Congress political party

The Qaransoor Party (Xisbiga Qaransoor, حزب القرنصور), colloquially referred to as Q, is a political party established in Somalia on March 15, 2020. The party articulates its primary aim as the advocacy for political reform within Somalia, designed to advance national interests and uphold the country's unity and sovereignty.

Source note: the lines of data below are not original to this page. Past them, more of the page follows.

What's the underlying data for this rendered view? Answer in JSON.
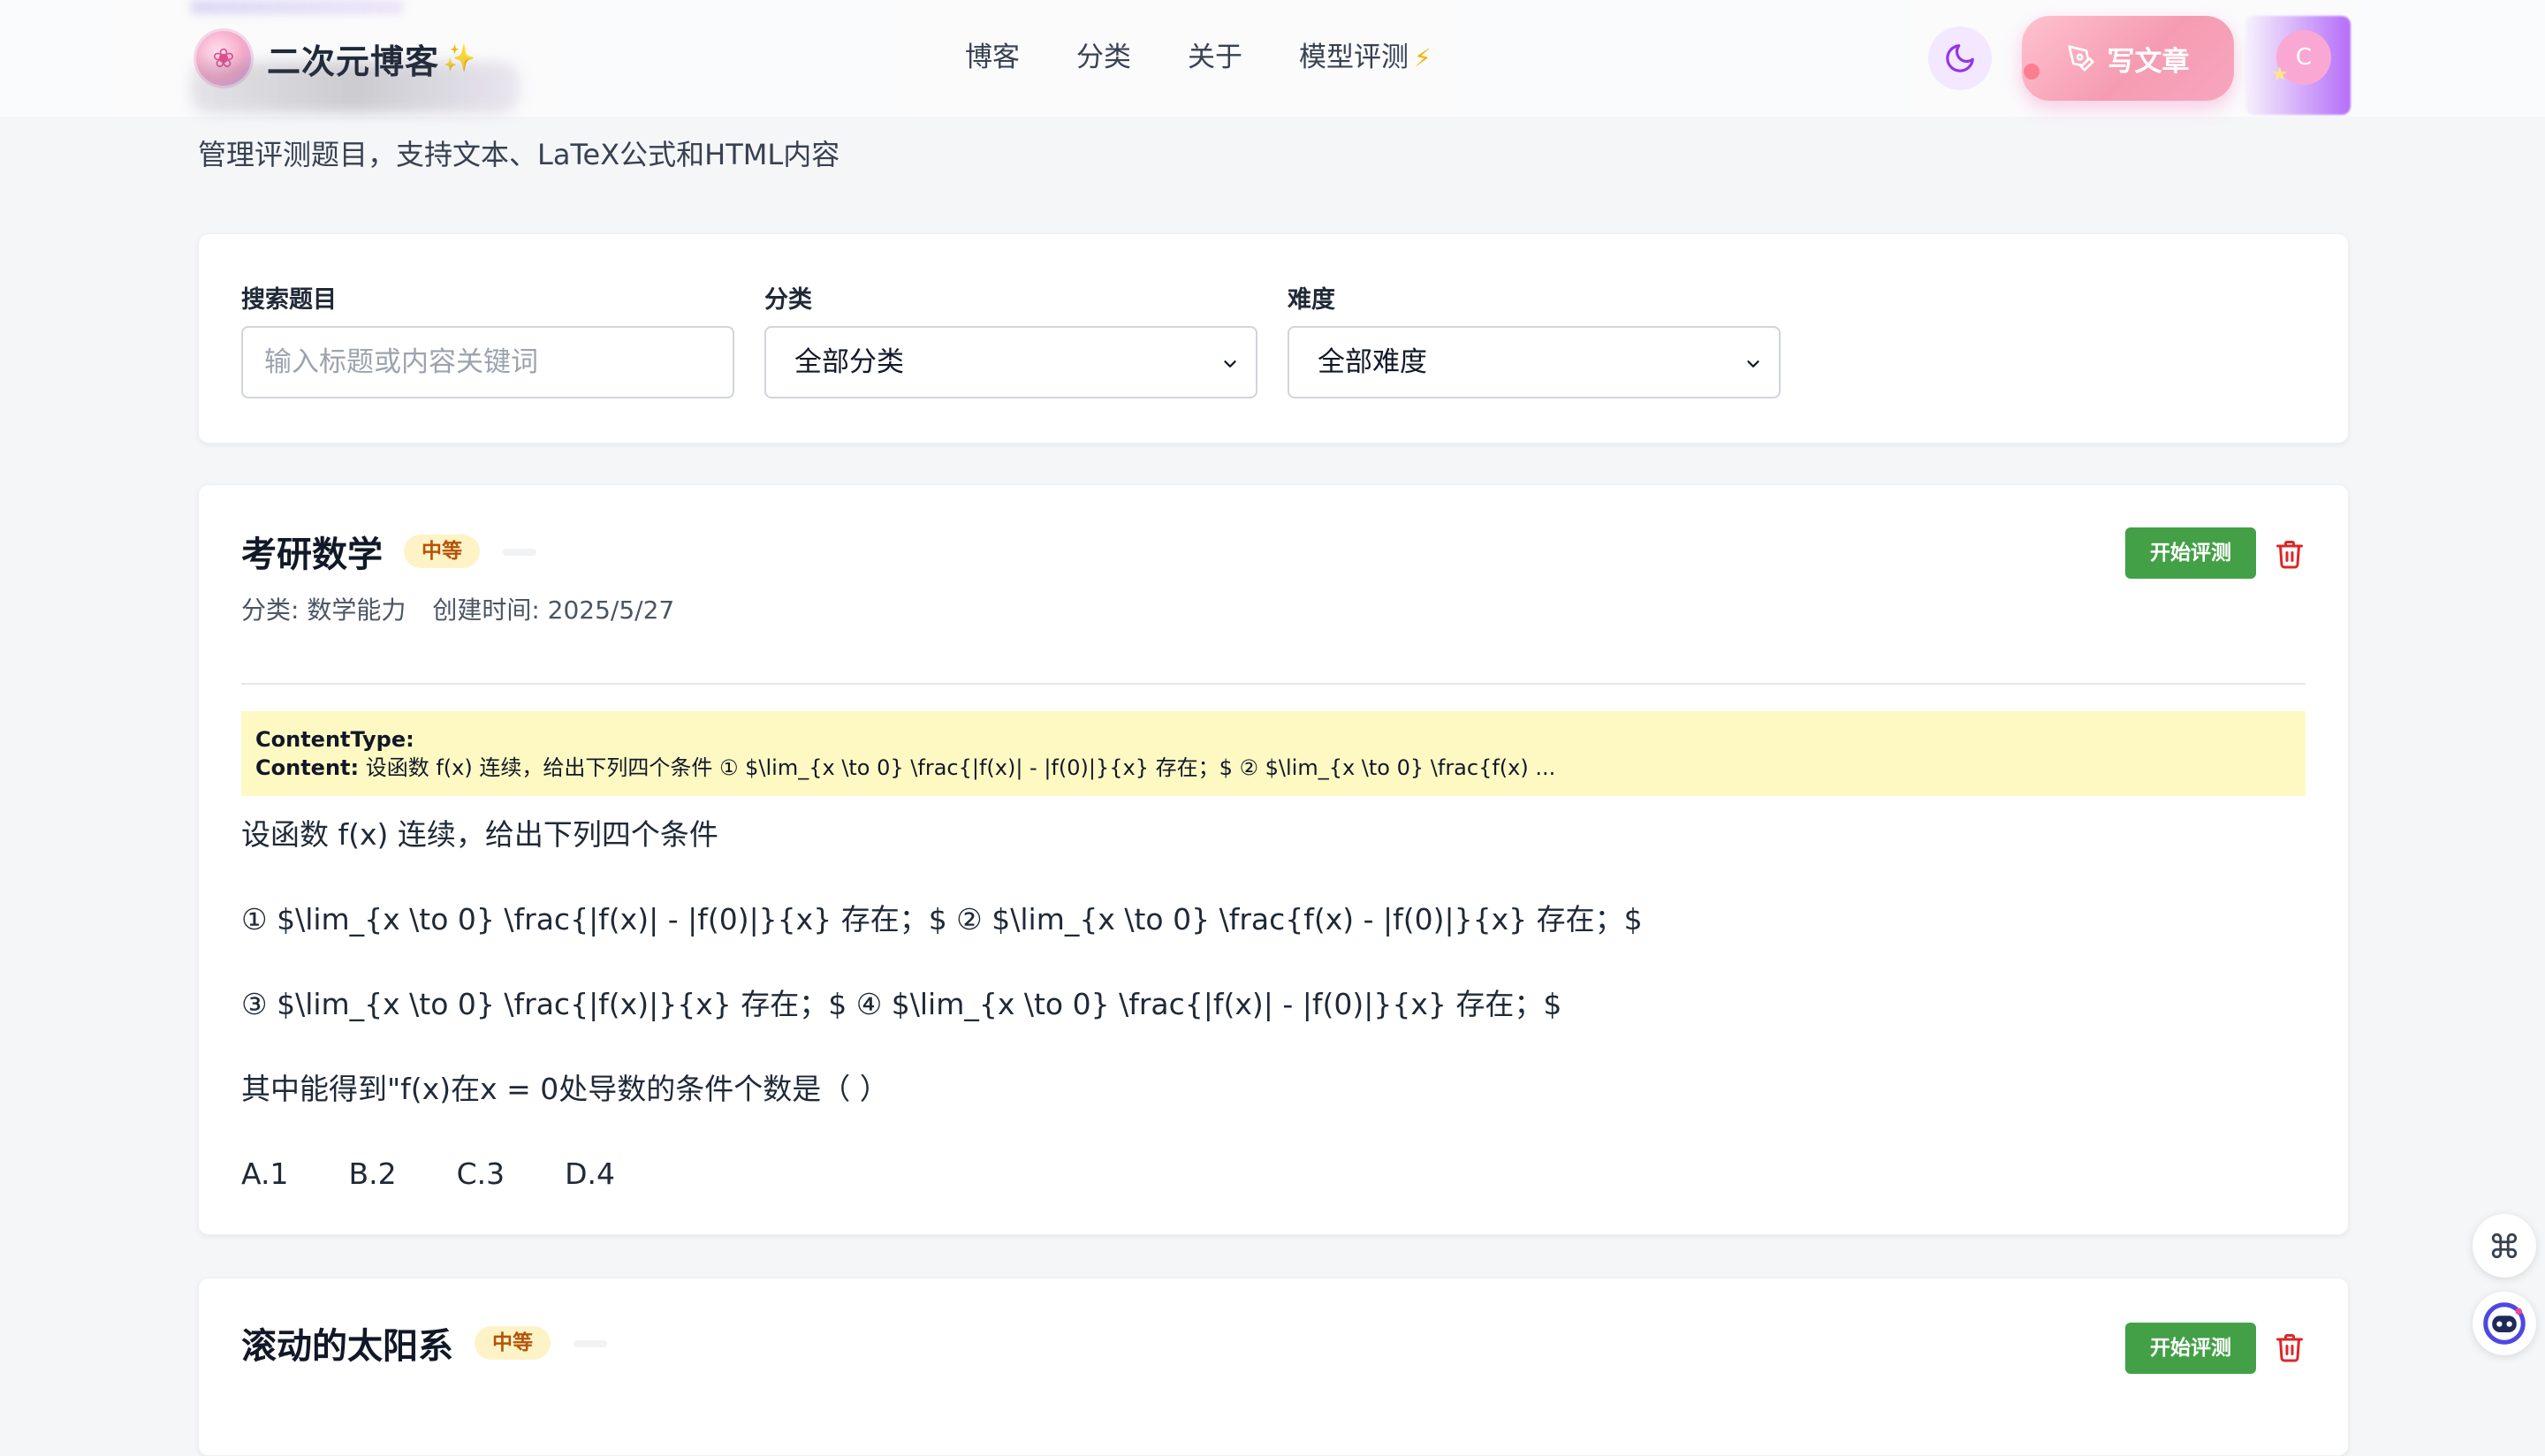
{
  "header": {
    "logo_title": "二次元博客",
    "logo_spark": "✨",
    "nav": [
      {
        "label": "博客"
      },
      {
        "label": "分类"
      },
      {
        "label": "关于"
      },
      {
        "label": "模型评测",
        "icon": "⚡"
      }
    ],
    "write_label": "写文章",
    "user_initial": "C"
  },
  "subtitle": "管理评测题目，支持文本、LaTeX公式和HTML内容",
  "filters": {
    "search_label": "搜索题目",
    "search_placeholder": "输入标题或内容关键词",
    "category_label": "分类",
    "category_value": "全部分类",
    "difficulty_label": "难度",
    "difficulty_value": "全部难度"
  },
  "questions": [
    {
      "title": "考研数学",
      "difficulty": "中等",
      "category": "分类: 数学能力",
      "created": "创建时间: 2025/5/27",
      "start_label": "开始评测",
      "debug_type_label": "ContentType:",
      "debug_content_label": "Content:",
      "debug_content": "设函数 f(x) 连续，给出下列四个条件 ① $\\lim_{x \\to 0} \\frac{|f(x)| - |f(0)|}{x} 存在；$ ② $\\lim_{x \\to 0} \\frac{f(x) ...",
      "body": [
        "设函数 f(x) 连续，给出下列四个条件",
        "① $\\lim_{x \\to 0} \\frac{|f(x)| - |f(0)|}{x} 存在；$ ② $\\lim_{x \\to 0} \\frac{f(x) - |f(0)|}{x} 存在；$",
        "③ $\\lim_{x \\to 0} \\frac{|f(x)|}{x} 存在；$ ④ $\\lim_{x \\to 0} \\frac{|f(x)| - |f(0)|}{x} 存在；$",
        "其中能得到\"f(x)在x = 0处导数的条件个数是（    ）"
      ],
      "options": [
        "A.1",
        "B.2",
        "C.3",
        "D.4"
      ]
    },
    {
      "title": "滚动的太阳系",
      "difficulty": "中等",
      "start_label": "开始评测"
    }
  ],
  "colors": {
    "accent_green": "#43a047",
    "badge_bg": "#fef3c7",
    "badge_text": "#b45309",
    "debug_bg": "#fef9c3",
    "trash_red": "#dc2626",
    "write_btn_pink": "#f59cb1"
  }
}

== Background and Party's vision ==
The Qaransoor Party received its party certificate from Independent National Electoral Commission (NIEC) chairperson Marbo Halima Ismail Ibrahim at NIEC headquarters in Mogadishu on October 7, 2020. Mohamed Aden Afrah (Maxamed Aadan ‘Afrax) is the current general secretary and Abdijabar Sheikh Ahmed Jibril (Cabdijabaar Sheekh Axmed Jibriil) is the current chairman.

Vision

The party's vision is a nation capable of self-sufficiency in both its economy and security, the development of the intelligence and military sectors, fighting against extremism, and the building of an education system based on academic and religious qualifications.

== Constitution ==
The party has a written constitution. A key part of the constitution is that the nation must participate in the restoration of Somali statehood, as well as political and social reform. According to the constitution, members must be healthy Somalis who fulfill the requirements of the charter. Membership cannot be handed down to another person. The full list of members is currently not available to the public.